A conversa começou por se focar na origem do movimento das fanzines, desde a ficção científica aos underground comics, passando pelo DIY do movimento punk, mas rapidamente se transformou num diálogo prolífico entre público e convidados. Entende-se por fanzine, ou “fan magazine”, qualquer edição independente, normalmente feita por amadores, para os fãs de algum nicho da cultura pop. Porém, na partilha de histórias e de vivências relacionadas com diferentes tipos de edições independentes que se gerou, discutiu-se se esta definição será ainda justa numa era digital e o que será, atualmente, considerado (ou não) uma fanzine.
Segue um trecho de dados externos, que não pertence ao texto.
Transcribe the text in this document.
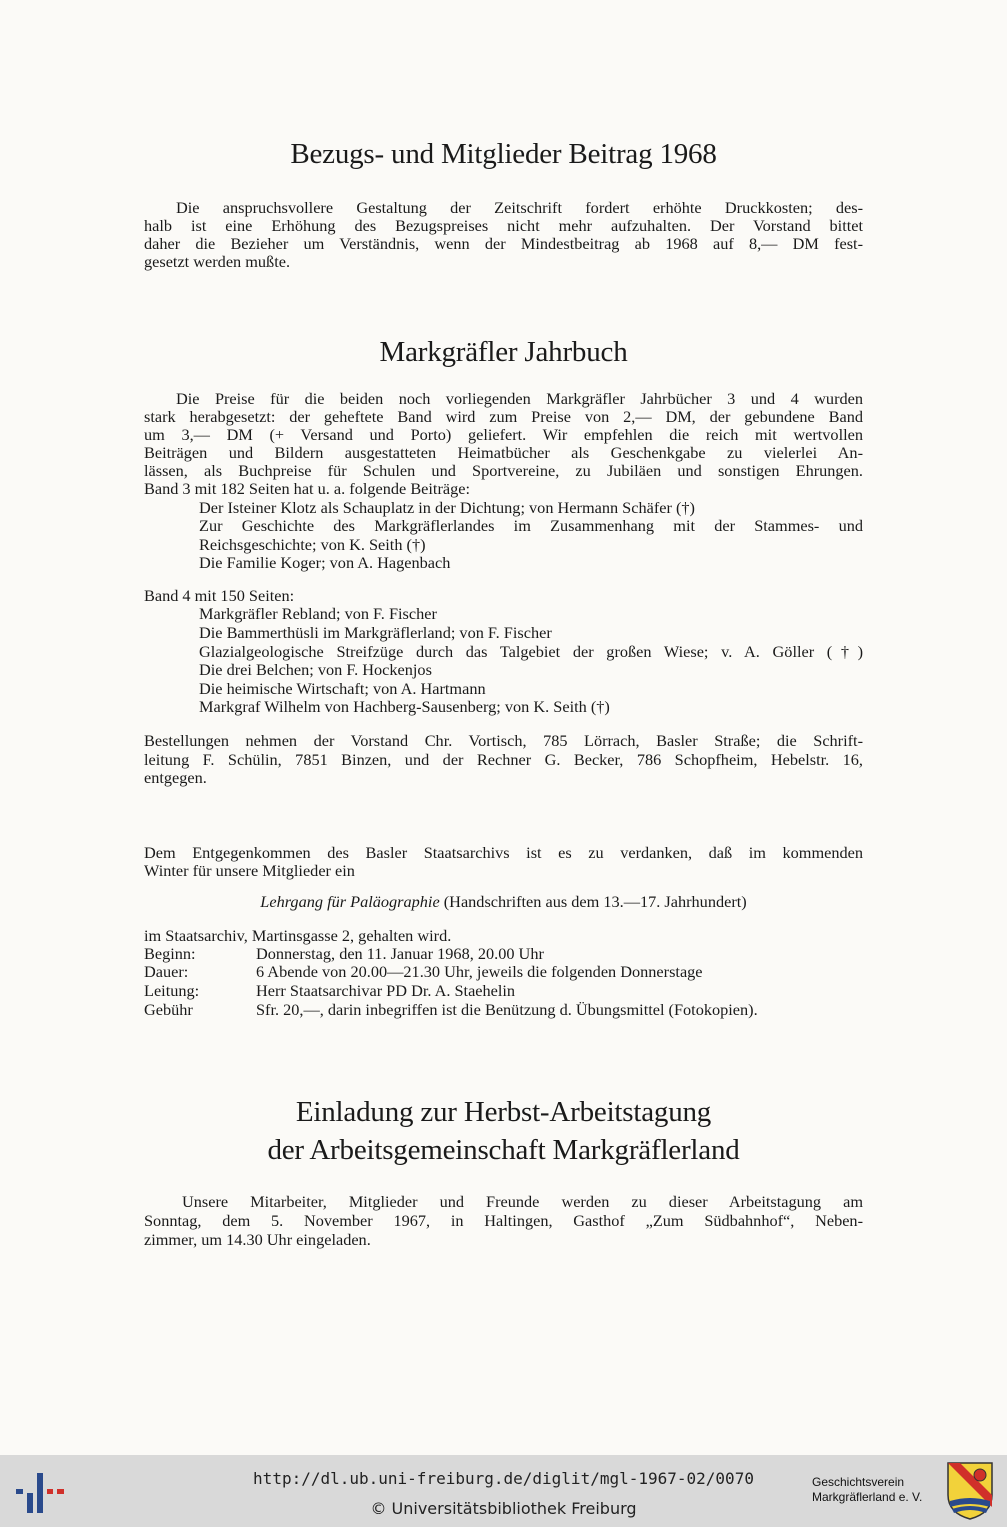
Bezugs- und Mitglieder Beitrag 1968

Die anspruchsvollere Gestaltung der Zeitschrift fordert erhöhte Druckkosten; des-

halb ist eine Erhöhung des Bezugspreises nicht mehr aufzuhalten. Der Vorstand bittet

daher die Bezieher um Verständnis, wenn der Mindestbeitrag ab 1968 auf 8,— DM fest-

gesetzt werden mußte.

Markgräfler Jahrbuch

Die Preise für die beiden noch vorliegenden Markgräfler Jahrbücher 3 und 4 wurden

stark herabgesetzt: der geheftete Band wird zum Preise von 2,— DM, der gebundene Band

um 3,— DM (+ Versand und Porto) geliefert. Wir empfehlen die reich mit wertvollen

Beiträgen und Bildern ausgestatteten Heimatbücher als Geschenkgabe zu vielerlei An-

lässen, als Buchpreise für Schulen und Sportvereine, zu Jubiläen und sonstigen Ehrungen.

Band 3 mit 182 Seiten hat u. a. folgende Beiträge:

Der Isteiner Klotz als Schauplatz in der Dichtung; von Hermann Schäfer (†)

Zur Geschichte des Markgräflerlandes im Zusammenhang mit der Stammes- und

Reichsgeschichte; von K. Seith (†)

Die Familie Koger; von A. Hagenbach

Band 4 mit 150 Seiten:

Markgräfler Rebland; von F. Fischer

Die Bammerthüsli im Markgräflerland; von F. Fischer

Glazialgeologische Streifzüge durch das Talgebiet der großen Wiese; v. A. Göller (†)

Die drei Belchen; von F. Hockenjos

Die heimische Wirtschaft; von A. Hartmann

Markgraf Wilhelm von Hachberg-Sausenberg; von K. Seith (†)

Bestellungen nehmen der Vorstand Chr. Vortisch, 785 Lörrach, Basler Straße; die Schrift-

leitung F. Schülin, 7851 Binzen, und der Rechner G. Becker, 786 Schopfheim, Hebelstr. 16,

entgegen.

Dem Entgegenkommen des Basler Staatsarchivs ist es zu verdanken, daß im kommenden

Winter für unsere Mitglieder ein

Lehrgang für Paläographie (Handschriften aus dem 13.—17. Jahrhundert)

im Staatsarchiv, Martinsgasse 2, gehalten wird.

Beginn:	Donnerstag, den 11. Januar 1968, 20.00 Uhr

Dauer:	6 Abende von 20.00—21.30 Uhr, jeweils die folgenden Donnerstage

Leitung:	Herr Staatsarchivar PD Dr. A. Staehelin

Gebühr	Sfr. 20,—, darin inbegriffen ist die Benützung d. Übungsmittel (Fotokopien).

Einladung zur Herbst-Arbeitstagung
der Arbeitsgemeinschaft Markgräflerland

Unsere Mitarbeiter, Mitglieder und Freunde werden zu dieser Arbeitstagung am

Sonntag, dem 5. November 1967, in Haltingen, Gasthof „Zum Südbahnhof“, Neben-

zimmer, um 14.30 Uhr eingeladen.

http://dl.ub.uni-freiburg.de/diglit/mgl-1967-02/0070
© Universitätsbibliothek Freiburg
Geschichtsverein
Markgräflerland e. V.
Longe vão os tempos em que o aparecimento da máquina fotocopiadora significou a democratização das edições independentes, que ganharam uma forma rápida e relativamente barata de fazer um grande número de cópias e, assim, chegar a mais gente. Publicações como a Falta, que, sendo edições independentes, são feitas com uma enorme atenção ao design, aplicando técnicas de serigrafia e com acesso a ferramentas digitais avançadas, estão a anos-luz de, por exemplo, as maquetes das fanzines DIY sobre metal trazidas por um elemento do público, fanzines essas que produzia com recortes e fotocópias feitas na escola e que enviava por correio a outros fãs. Outro estádio são ainda, por exemplo, as graphezines que Gregory Le Lay mostrou, pequenos objetos que, segundo o próprio, não servem outro propósito que não o de compilar arte e serem objetos belos que desejamos folhear e colecionar. Sendo que estas “revistas e fanzines de última geração” mantêm o espírito irreverente e punk das fanzines de outrora (“fazemos porque queremos, quando queremos, sobre aquilo que queremos”), será discutível se ainda se pode chamar DIY e amador a objetos com um aspeto tão profissional. Eventualmente a definição de DIY deverá também adaptar-se a uma era em que qualquer pessoa com acesso a um computador pode, em pouco tempo, tornar-se especialista em qualquer assunto.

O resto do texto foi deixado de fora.